Élections au Nouveau-Brunswick

Higgs remporte son pari et obtient la majorité

Le Parti progressiste-conservateur de Blaine Higgs a remporté son pari et a obtenu le gouvernement majoritaire qu’il réclamait au Nouveau-Brunswick. Son gouvernement devient du même coup le premier à décrocher un deuxième mandat dans la province depuis 2003.

Moins d’une heure après la fermeture des bureaux de vote, la victoire était déjà acquise pour les progressistes-conservateurs. Au final, selon les résultats non officiels, ils ont remporté 27 sièges contre 17 pour les libéraux, trois pour les verts et deux pour l’Alliance des gens.

Dans son discours de la victoire, Blaine Higgs a déclaré qu’une majorité à l’Assemblée législative lui procurerait la stabilité nécessaire pour gouverner la province en cette période de crise sanitaire et économique.

Malgré son nouveau statut majoritaire, il a tout de même annoncé que le comité de gestion de la pandémie, formé de tous les chefs de partis, allait demeurer en place.

La seule ombre au tableau pour les progressistes-conservateurs reste l’incapacité à rejoindre les régions francophones. Seul Daniel Allain, dans Moncton-Est, pourra parler pour les francophones au sein du gouvernement.

Blaine Higgs a tout de même tendu la main aux Acadiens dans son discours. « Que ce soit le nord, le sud, les régions urbaines ou rurales, l’objectif primordial de notre gouvernement sera d’aider toutes les régions », a-t-il promis en français.

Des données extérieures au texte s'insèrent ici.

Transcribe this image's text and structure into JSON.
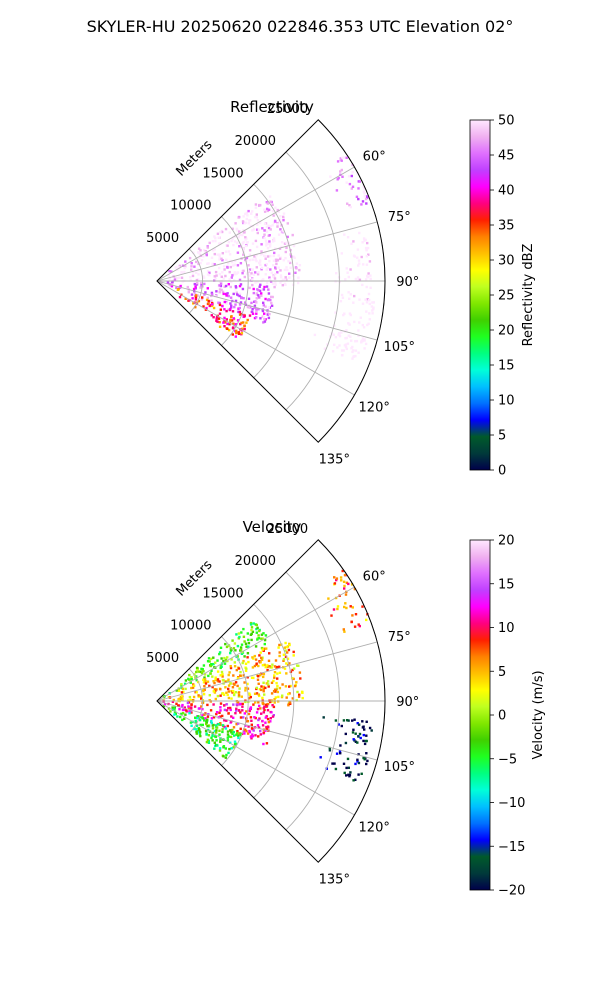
{
  "figure": {
    "suptitle": "SKYLER-HU  20250620  022846.353 UTC Elevation 02°"
  },
  "chart_data": [
    {
      "type": "heatmap",
      "title": "Reflectivity",
      "projection": "polar-sector",
      "theta_range_deg": [
        45,
        135
      ],
      "range_max_m": 25000,
      "range_tick_values": [
        5000,
        10000,
        15000,
        20000,
        25000
      ],
      "range_tick_labels": [
        "5000",
        "10000",
        "15000",
        "20000",
        "25000"
      ],
      "range_axis_label": "Meters",
      "theta_tick_labels": [
        "60°",
        "75°",
        "90°",
        "105°",
        "120°",
        "135°"
      ],
      "theta_tick_values": [
        60,
        75,
        90,
        105,
        120,
        135
      ],
      "grid": true,
      "colorbar": {
        "label": "Reflectivity dBZ",
        "range": [
          0,
          50
        ],
        "ticks": [
          0,
          5,
          10,
          15,
          20,
          25,
          30,
          35,
          40,
          45,
          50
        ],
        "tick_labels": [
          "0",
          "5",
          "10",
          "15",
          "20",
          "25",
          "30",
          "35",
          "40",
          "45",
          "50"
        ],
        "colormap_stops": [
          "#00004a",
          "#003a3a",
          "#005a2a",
          "#0000ff",
          "#0070ff",
          "#00c0ff",
          "#00ffd8",
          "#00ff80",
          "#20ff20",
          "#40d000",
          "#80e800",
          "#c0ff20",
          "#ffff00",
          "#ffc000",
          "#ff8000",
          "#ff2000",
          "#ff0080",
          "#ff00ff",
          "#c040ff",
          "#e070ff",
          "#f0b0f0",
          "#ffe8ff"
        ]
      },
      "echo_regions": [
        {
          "theta": [
            52,
            92
          ],
          "r": [
            0,
            15800
          ],
          "level": 21
        },
        {
          "theta": [
            92,
            112
          ],
          "r": [
            0,
            13000
          ],
          "level": 19
        },
        {
          "theta": [
            110,
            126
          ],
          "r": [
            2000,
            11000
          ],
          "level": 15
        },
        {
          "theta": [
            95,
            110
          ],
          "r": [
            19000,
            24000
          ],
          "level": 28
        },
        {
          "theta": [
            104,
            112
          ],
          "r": [
            18000,
            23500
          ],
          "level": 36
        },
        {
          "theta": [
            55,
            70
          ],
          "r": [
            21000,
            25000
          ],
          "level": 20
        },
        {
          "theta": [
            76,
            96
          ],
          "r": [
            19000,
            23500
          ],
          "level": 22
        }
      ]
    },
    {
      "type": "heatmap",
      "title": "Velocity",
      "projection": "polar-sector",
      "theta_range_deg": [
        45,
        135
      ],
      "range_max_m": 25000,
      "range_tick_values": [
        5000,
        10000,
        15000,
        20000,
        25000
      ],
      "range_tick_labels": [
        "5000",
        "10000",
        "15000",
        "20000",
        "25000"
      ],
      "range_axis_label": "Meters",
      "theta_tick_labels": [
        "60°",
        "75°",
        "90°",
        "105°",
        "120°",
        "135°"
      ],
      "theta_tick_values": [
        60,
        75,
        90,
        105,
        120,
        135
      ],
      "grid": true,
      "colorbar": {
        "label": "Velocity (m/s)",
        "range": [
          -20,
          20
        ],
        "ticks": [
          -20,
          -15,
          -10,
          -5,
          0,
          5,
          10,
          15,
          20
        ],
        "tick_labels": [
          "−20",
          "−15",
          "−10",
          "−5",
          "0",
          "5",
          "10",
          "15",
          "20"
        ],
        "colormap_stops": [
          "#00004a",
          "#003a3a",
          "#005a2a",
          "#0000ff",
          "#0070ff",
          "#00c0ff",
          "#00ffd8",
          "#00ff80",
          "#20ff20",
          "#40d000",
          "#80e800",
          "#c0ff20",
          "#ffff00",
          "#ffc000",
          "#ff8000",
          "#ff2000",
          "#ff0080",
          "#ff00ff",
          "#c040ff",
          "#e070ff",
          "#f0b0f0",
          "#ffe8ff"
        ]
      },
      "echo_regions": [
        {
          "theta": [
            50,
            64
          ],
          "r": [
            0,
            14000
          ],
          "level": 9
        },
        {
          "theta": [
            64,
            92
          ],
          "r": [
            0,
            16000
          ],
          "level": 13
        },
        {
          "theta": [
            92,
            112
          ],
          "r": [
            0,
            13000
          ],
          "level": 16
        },
        {
          "theta": [
            110,
            130
          ],
          "r": [
            0,
            10000
          ],
          "level": 8
        },
        {
          "theta": [
            95,
            112
          ],
          "r": [
            18000,
            24000
          ],
          "level": 1
        },
        {
          "theta": [
            55,
            70
          ],
          "r": [
            21000,
            25000
          ],
          "level": 14
        }
      ]
    }
  ]
}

Dans le camp libéral, la défaite est lourde pour le chef Kevin Vickers qui, en plus d’échouer à prendre le pouvoir, n’a pas réussi à se faire élire. Il a été défait dans Miramichi par la députée sortante Michelle Conroy, de l’Alliance des gens.

Les électeurs du Nouveau-Brunswick étaient appelés aux urnes lundi, après une campagne électorale provinciale marquée par les mesures inhabituelles que les candidats ont dû prendre pour faire face à la pandémie de COVID-19.

Blaine Higgs n’a d’ailleurs pas manqué de féliciter la population pour la réussite de cet exercice démocratique en pleine crise sanitaire.

« Les gens du Nouveau-Brunswick nous ont montré que nous sommes plus forts ensemble. Nous avons respecté les règlements, nous avons fait attention à la sécurité des autres. Je vous en remercie », a-t-il dit en rappelant la participation record au vote par anticipation.

Le taux de participation final, selon Élections Nouveau-Brunswick, s’élève à 66,14 %.

En raison des règles de santé et d’hygiène, il n’y a pas eu de poignées de main, pas de câlins aux bébés, pas de rassemblements et pas de barbecues communautaires pendant les 28 jours de campagne. Une grande partie de la campagne a été menée sur les réseaux sociaux, bien qu’il y ait aussi eu du porte-à-porte, le tout à une distance sécuritaire.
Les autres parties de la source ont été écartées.